Whether you’re a C-suite exec, a project leader or a freelance leader of one, being a leader means adopting a different mindset and skill-set.
First, it is important to refresh our understanding of leadership and the styles that form around those definitions.
A leader is a person who influences a group of people towards a specific result. It is not dependent on title or formal authority. (Elevos, paraphrased from Leaders, Bennis, and Leadership Presence, Halpern & Lubar.)
Over the years the philosophical terminology of “management” and “leadership” have, in the organizational context, been used both as synonyms and with clearly differentiated meanings. Debate is fairly common about whether the use of these terms should be restricted, and generally reflects an awareness of the distinction made by Burns between “transactional” leadership (characterized by e.g. emphasis on procedures, contingent reward, management by exception) and “transformational” leadership (characterized by e.g. charisma, personal relationships, creativity). [Burns, J. M. (1978). Leadership. New York: Harper and Row Publishers Inc.]
Leaders who demonstrate persistence, tenacity, determination, and synergistic communication skills will bring out the same qualities in their groups. Good leaders use their own inner mentors to energize their team and organizations and lead a team to achieve success. [Dr. Bart Barthelemy (1997). The Sky Is Not The Limit – Breakthrough Leadership. St. Lucie Press.]
Work like the best leaders by following these six habits.

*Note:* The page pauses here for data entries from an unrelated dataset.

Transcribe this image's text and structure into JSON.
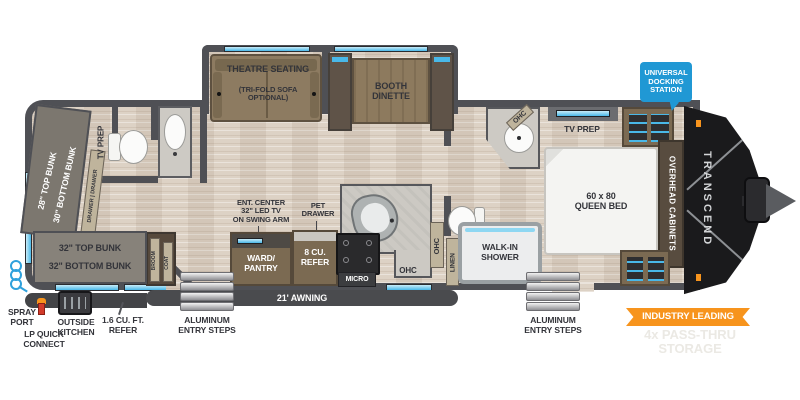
{
  "brand": "TRANSCEND",
  "callouts": {
    "docking": "UNIVERSAL\nDOCKING\nSTATION",
    "industry": "INDUSTRY LEADING",
    "storage": "4x PASS-THRU\nSTORAGE"
  },
  "labels": {
    "theatre": "THEATRE SEATING",
    "theatre_opt": "(TRI-FOLD SOFA\nOPTIONAL)",
    "booth": "BOOTH\nDINETTE",
    "bunk_left": "28\" TOP BUNK\n30\" BOTTOM BUNK",
    "drawers": "DRAWER | DRAWER",
    "tv_prep": "TV PREP",
    "bunk32": "32\" TOP BUNK\n32\" BOTTOM BUNK",
    "broom": "BROOM",
    "coat": "COAT",
    "ent_center": "ENT. CENTER\n32\" LED TV\nON SWING ARM",
    "pet_drawer": "PET\nDRAWER",
    "ward_pantry": "WARD/\nPANTRY",
    "refer8": "8 CU.\nREFER",
    "micro": "MICRO",
    "ohc": "OHC",
    "linen": "LINEN",
    "shower": "WALK-IN\nSHOWER",
    "queen_bed": "60 x 80\nQUEEN BED",
    "overhead_cabinets": "OVERHEAD CABINETS",
    "awning": "21' AWNING",
    "steps": "ALUMINUM\nENTRY STEPS",
    "spray_port": "SPRAY\nPORT",
    "lp_connect": "LP QUICK\nCONNECT",
    "outside_kitchen": "OUTSIDE\nKITCHEN",
    "refer16": "1.6 CU. FT.\nREFER"
  },
  "colors": {
    "wall": "#4f5055",
    "floor": "#ddd2c5",
    "accent_blue": "#49b8e8",
    "docking_blue": "#2098d4",
    "orange": "#f7941d",
    "cabinet_brown": "#7b6a52",
    "front_cap_black": "#1a1a1c",
    "label_text": "#33343a"
  }
}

1) Do “real” work first thing in the morning – no email
If you start your day by checking email, you may be sidetracked by small tasks before you even make it to the office. Take advantage of your mornings and block out time to address larger tasks that require more creative thinking. Save the emails and any small tasks for after lunch.
“Our future is written by hopes, fears, dreams, expectations, and decisions made about life. In the same way, organizations have futures written by history, circumstances, culture, aspirations, successes and failures.” ~ Dave Logan
2) Connect with your team
Check in with your colleagues daily. Don’t treat it as micromanaging. Yes, you should learn more about status of a project, but also use it as an opportunity to make a connection. Ask about current challenges, ways you can help and their vision for the project. Being a leader means earning respect from colleagues, and those relationships grow over time through daily interaction.
Being a leader also means knowing your strengths and weaknesses. Leaders don’t have time to be bogged down by small tasks, but as administrators should be coordinating big picture items. Use daily discussions with colleagues to learn individual strengths, and trust your team to help work towards common goals.
4) Stay active
President Obama runs daily to stay healthy and de-stress, as President Bush did before him. Start the day with a morning yoga routine to help you focus, or take a walk at lunch to clear your head. Encourage coworkers to have walking meetings; sometimes stepping out of the office is all you need to inspire creativity.
5) Visualize your day
Former Apple CEO Steve Jobs started his days by looking in the mirror and asking himself, “If today were the last day of my life, would I want to do what I am about to do today?” Take time to reflect each morning on what drives you. How will your actions today bring you closer to your goals? That focus can help put less desirable tasks into perspective.
6) Take time for what’s really important
No one likes a cranky manager. Participating in favorite activities can help you bring a fresh perspective when you return to work. Set an out-of-office reply or outgoing voicemail message stating that if it’s a certain time, you are simply unavailable.
Historically, leadership responsibility has usually been placed in the hands of a select few, usually placed at the top of a company’s organizational chart. This older, more bureaucratic, approach has typically implied that leadership, particularly as it pertains to driving improvements in the organizational structure and processes within the organization, has been a top-down phenomenon. We know instinctively that the old bureaucratic method is no longer effective particularly in the light of new communication methods (social media, new technology platforms, etc). To be successful, organizations will need to attract individuals that understand that they will own the outcome of their work and that they have a moral responsibility to the organization to contribute to leading other peers and in some cases superiors as well.